If Hazelcast doesn’t natively support the data source/sink you need, you can build a connector for it yourself by using the SourceBuilder and SinkBuilder.

SourceBuilder

To make a custom source connector you need two basic ingredients:

  • a context object that holds all the resources and state you need to keep track of

  • a stateless function, `fillBufferFn`, taking two parameters: the state object and a buffer object provided by the Jet API

Hazelcast repeatedly calls fillBufferFn whenever it needs more data items. Optimally, the function will fill the buffer with the items it can acquire without blocking. A hundred items at a time is enough to eliminate any per-call overheads within Hazelcast. The function is allowed to block as well, but taking longer than a second to complete can have negative effects on the overall performance of the processing pipeline.
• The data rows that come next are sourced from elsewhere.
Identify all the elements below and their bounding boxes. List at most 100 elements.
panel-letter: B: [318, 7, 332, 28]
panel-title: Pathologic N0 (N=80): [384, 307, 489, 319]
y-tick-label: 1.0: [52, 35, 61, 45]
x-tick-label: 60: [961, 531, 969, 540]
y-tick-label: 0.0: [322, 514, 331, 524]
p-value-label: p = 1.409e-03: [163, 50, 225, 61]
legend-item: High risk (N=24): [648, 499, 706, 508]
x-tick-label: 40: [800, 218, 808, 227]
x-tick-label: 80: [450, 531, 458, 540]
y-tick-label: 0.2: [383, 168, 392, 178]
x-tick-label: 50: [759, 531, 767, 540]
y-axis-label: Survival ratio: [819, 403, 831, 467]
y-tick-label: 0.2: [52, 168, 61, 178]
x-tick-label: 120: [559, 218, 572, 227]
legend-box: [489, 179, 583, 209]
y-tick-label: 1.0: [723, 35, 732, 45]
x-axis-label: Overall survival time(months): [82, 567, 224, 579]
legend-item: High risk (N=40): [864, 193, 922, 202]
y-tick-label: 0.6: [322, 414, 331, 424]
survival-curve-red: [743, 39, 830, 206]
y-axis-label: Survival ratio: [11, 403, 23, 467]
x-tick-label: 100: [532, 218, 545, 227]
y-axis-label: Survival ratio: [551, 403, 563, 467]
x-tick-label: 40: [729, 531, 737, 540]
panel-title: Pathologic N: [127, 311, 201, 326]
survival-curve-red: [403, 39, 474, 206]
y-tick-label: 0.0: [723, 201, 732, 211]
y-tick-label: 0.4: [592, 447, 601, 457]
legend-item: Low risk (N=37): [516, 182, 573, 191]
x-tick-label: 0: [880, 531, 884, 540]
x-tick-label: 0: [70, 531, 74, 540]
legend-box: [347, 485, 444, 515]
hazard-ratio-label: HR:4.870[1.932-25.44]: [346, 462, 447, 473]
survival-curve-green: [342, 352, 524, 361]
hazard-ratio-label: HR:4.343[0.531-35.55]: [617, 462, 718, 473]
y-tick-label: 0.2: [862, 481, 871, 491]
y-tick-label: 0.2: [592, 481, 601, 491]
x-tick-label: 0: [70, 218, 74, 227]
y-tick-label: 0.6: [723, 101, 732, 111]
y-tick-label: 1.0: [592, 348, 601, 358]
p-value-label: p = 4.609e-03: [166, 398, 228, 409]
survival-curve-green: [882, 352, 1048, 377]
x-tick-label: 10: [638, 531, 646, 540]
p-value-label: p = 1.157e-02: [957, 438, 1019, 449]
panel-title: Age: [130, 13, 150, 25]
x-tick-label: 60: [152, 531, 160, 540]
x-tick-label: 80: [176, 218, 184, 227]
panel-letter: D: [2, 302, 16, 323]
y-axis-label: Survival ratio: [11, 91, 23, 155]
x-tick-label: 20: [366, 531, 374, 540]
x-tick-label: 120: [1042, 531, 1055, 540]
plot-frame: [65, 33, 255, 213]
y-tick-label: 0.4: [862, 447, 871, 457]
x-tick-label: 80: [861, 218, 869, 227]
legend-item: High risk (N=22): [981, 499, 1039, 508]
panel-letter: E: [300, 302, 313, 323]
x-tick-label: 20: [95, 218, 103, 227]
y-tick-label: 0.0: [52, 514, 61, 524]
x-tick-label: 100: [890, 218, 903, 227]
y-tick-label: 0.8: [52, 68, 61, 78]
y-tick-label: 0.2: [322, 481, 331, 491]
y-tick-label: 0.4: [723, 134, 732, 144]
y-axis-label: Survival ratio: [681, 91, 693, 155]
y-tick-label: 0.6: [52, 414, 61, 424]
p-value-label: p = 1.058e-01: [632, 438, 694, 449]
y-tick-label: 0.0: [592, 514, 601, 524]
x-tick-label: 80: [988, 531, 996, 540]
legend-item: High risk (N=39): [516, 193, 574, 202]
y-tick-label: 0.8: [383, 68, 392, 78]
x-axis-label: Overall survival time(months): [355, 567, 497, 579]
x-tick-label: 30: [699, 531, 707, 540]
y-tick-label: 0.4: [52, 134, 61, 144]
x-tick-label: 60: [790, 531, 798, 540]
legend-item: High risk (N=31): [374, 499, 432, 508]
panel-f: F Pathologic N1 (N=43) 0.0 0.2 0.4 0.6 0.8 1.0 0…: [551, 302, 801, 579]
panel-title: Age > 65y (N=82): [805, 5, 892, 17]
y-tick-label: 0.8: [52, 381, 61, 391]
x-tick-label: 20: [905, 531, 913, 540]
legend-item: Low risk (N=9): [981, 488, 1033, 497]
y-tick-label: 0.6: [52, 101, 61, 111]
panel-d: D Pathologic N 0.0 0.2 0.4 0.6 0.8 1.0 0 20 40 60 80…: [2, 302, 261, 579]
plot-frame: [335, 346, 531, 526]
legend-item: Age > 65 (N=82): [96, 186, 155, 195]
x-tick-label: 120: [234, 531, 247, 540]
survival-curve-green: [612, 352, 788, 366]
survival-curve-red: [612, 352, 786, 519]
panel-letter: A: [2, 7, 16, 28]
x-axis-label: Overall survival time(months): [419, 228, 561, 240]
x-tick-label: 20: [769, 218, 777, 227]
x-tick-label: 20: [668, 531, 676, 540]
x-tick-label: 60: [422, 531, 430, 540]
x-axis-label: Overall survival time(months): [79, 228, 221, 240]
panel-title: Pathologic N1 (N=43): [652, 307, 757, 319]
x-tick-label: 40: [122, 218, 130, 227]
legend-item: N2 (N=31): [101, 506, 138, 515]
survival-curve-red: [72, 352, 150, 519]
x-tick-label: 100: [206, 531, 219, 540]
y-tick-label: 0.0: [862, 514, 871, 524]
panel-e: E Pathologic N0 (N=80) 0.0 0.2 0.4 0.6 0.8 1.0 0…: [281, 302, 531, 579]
In the following examples we build a simple batch source that emits the lines of a file:

BatchSource<String> fileSource = SourceBuilder
    .batch("file-source", x -> new BufferedReader(new FileReader("input.txt")))
    .<String>fillBufferFn((in, buf) -> {
        String line = in.readLine();
        if (line != null) {
            buf.add(line);
        } else {
            buf.close();
        }
    })
    .destroyFn(BufferedReader::close)
    .build();

For a more involved example (which reads data in batches for efficiency, deals with unbounded data, emits timestamps, is distributed and fault tolerant see the Custom Batch Sources and Custom Stream Sources tutorials).

SinkBuilder

To make your custom sink connector you need two basic ingredients:

  • a context object that holds all the resources and state you need to keep track of

  • a stateless function, `receiveFn`, taking two parameters: the state object and a data item sent to the sink

In the following example we build a simple sink which writes the toString() form of objects to a file:

Sink<Object> sink = sinkBuilder(
    "file-sink", x -> new PrintWriter(new FileWriter("output.txt")))
    .receiveFn((out, item) -> out.println(item.toString()))
    .destroyFn(PrintWriter::close)
    .build();

For a more involved example, covering issues like batching, distributiveness and fault tolerance, see the Custom Sinks tutorial).